Le soir d’Algérie, « Notre Dame d’Afrique haut lieu du tourisme Algérois »

Lorsque les mots peinent à décrire la majesté d’un lieu, il ne reste plus qu’à laisser parler la photographie. En ce samedi 13 mars, premier jour des vacances scolaires dans le pays, les flashs crépitent pour immortaliser l’image de la basilique de Notre-Dame-d’Afrique baignant dans une lumière presque irréelle.
Abla Chérif – Alger (Le Soir) – « Elle change de couleur en fonction du passage du temps et des heures de la journée, parfois elle s’assombrit, d’autres fois elle s’illumine, c’est comme l’humeur d’une personne », s’amuse à expliquer une dame âgée à un enfant qui demande à sa maman si l’édifice est recouvert d’or.

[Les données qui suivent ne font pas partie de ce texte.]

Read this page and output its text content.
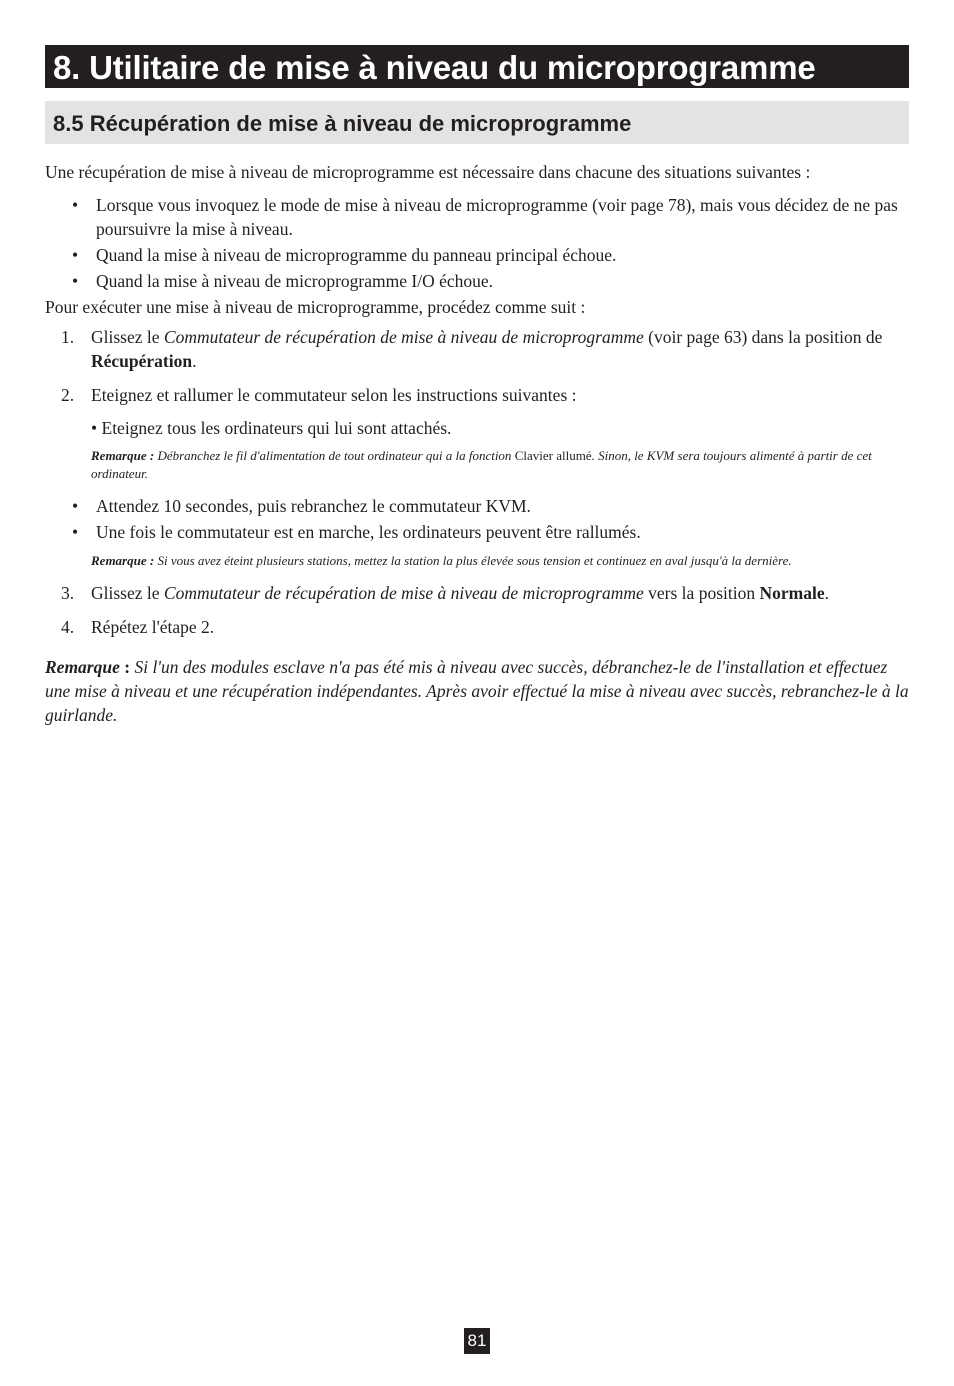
8. Utilitaire de mise à niveau du microprogramme
8.5 Récupération de mise à niveau de microprogramme

Une récupération de mise à niveau de microprogramme est nécessaire dans chacune des situations suivantes :

• Lorsque vous invoquez le mode de mise à niveau de microprogramme (voir page 78), mais vous décidez de ne pas poursuivre la mise à niveau.
• Quand la mise à niveau de microprogramme du panneau principal échoue.
• Quand la mise à niveau de microprogramme I/O échoue.

Pour exécuter une mise à niveau de microprogramme, procédez comme suit :

1. Glissez le Commutateur de récupération de mise à niveau de microprogramme (voir page 63) dans la position de Récupération.
2. Eteignez et rallumer le commutateur selon les instructions suivantes :

• Eteignez tous les ordinateurs qui lui sont attachés.

Remarque : Débranchez le fil d'alimentation de tout ordinateur qui a la fonction Clavier allumé. Sinon, le KVM sera toujours alimenté à partir de cet ordinateur.

• Attendez 10 secondes, puis rebranchez le commutateur KVM.
• Une fois le commutateur est en marche, les ordinateurs peuvent être rallumés.

Remarque : Si vous avez éteint plusieurs stations, mettez la station la plus élevée sous tension et continuez en aval jusqu'à la dernière.

3. Glissez le Commutateur de récupération de mise à niveau de microprogramme vers la position Normale.
4. Répétez l'étape 2.

Remarque : Si l'un des modules esclave n'a pas été mis à niveau avec succès, débranchez-le de l'installation et effectuez une mise à niveau et une récupération indépendantes. Après avoir effectué la mise à niveau avec succès, rebranchez-le à la guirlande.

81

Fahima, soixante dix ans bien portés, est une habituée des lieux. Fille de Bologhine, ex-Saint-Eugène ou «Santodji» selon l’appellation locale, elle garde en mémoire toute une partie de l’histoire de la basilique et l’évoque surtout avec grand plaisir. « Encore enfant, je venais ici avec ma mère et ma tante, des voisines nous accompagnaient très souvent. Même dans les familles les plus conservatrices, les hommes n’intervenaient pas, ne nous empêchaient pas d’y aller.
Venir à Notre-Dame-d’Afrique n’a jamais été considéré comme étant un péché ou une faute que l’on commet, elle nous appartient, d’ailleurs dans le coin, beaucoup préfèrent l’appeler Lalla Meriem, mère du prophète Aïssa .»
Elle explique encore : « Même durant les années difficiles que nous avons traversées (terrorisme), nous avons continué à venir ici et personne ne nous en a jamais empêchés, on y rencontrait des femmes venues d’autres quartiers, elles venaient de partout, parfois d’autres régions du pays, pas pour prier, c’est pour la promenade, la beauté du lieu et les vœux .» Elle resserre le foulard qui couvre sa tête puis, d’un geste de la main, balaye l’esplanade où vont et viennent des groupes de personnes. Les cinq ou six bancs sont tous occupés.
Il y a là de jeunes mères avec des enfants en bas âge, elles côtoient des femmes plus âgées, des jeunes, beaucoup de jeunes alignés gardent le regard plongé dans l’incroyable vue qui s’offre à eux et comme les bancs s’avèrent insuffisants, tout le reste des présents se presse sous l’ombre qu’offrent les arbres ou gardent longtemps le torse penché sur la balustrade, fixant le panorama féerique qui s’étale plus bas.
Un silence paradoxal règne sur place. Les enfants s’amusent sans crier, les discussions se déroulent à voix basse. Fahima, qui prend très au sérieux son rôle de guide, explique : « Il y a une règle ici : le silence ! Les gens qui travaillent là tiennent à la quiétude des lieux, ils n’ont même pas besoin d’intervenir lorsqu’un chahut s’élève, les visiteurs ou les gens qui connaissent bien la place s’en chargent, des codes se sont mis en place depuis longtemps en tout respect, en toute harmonie .»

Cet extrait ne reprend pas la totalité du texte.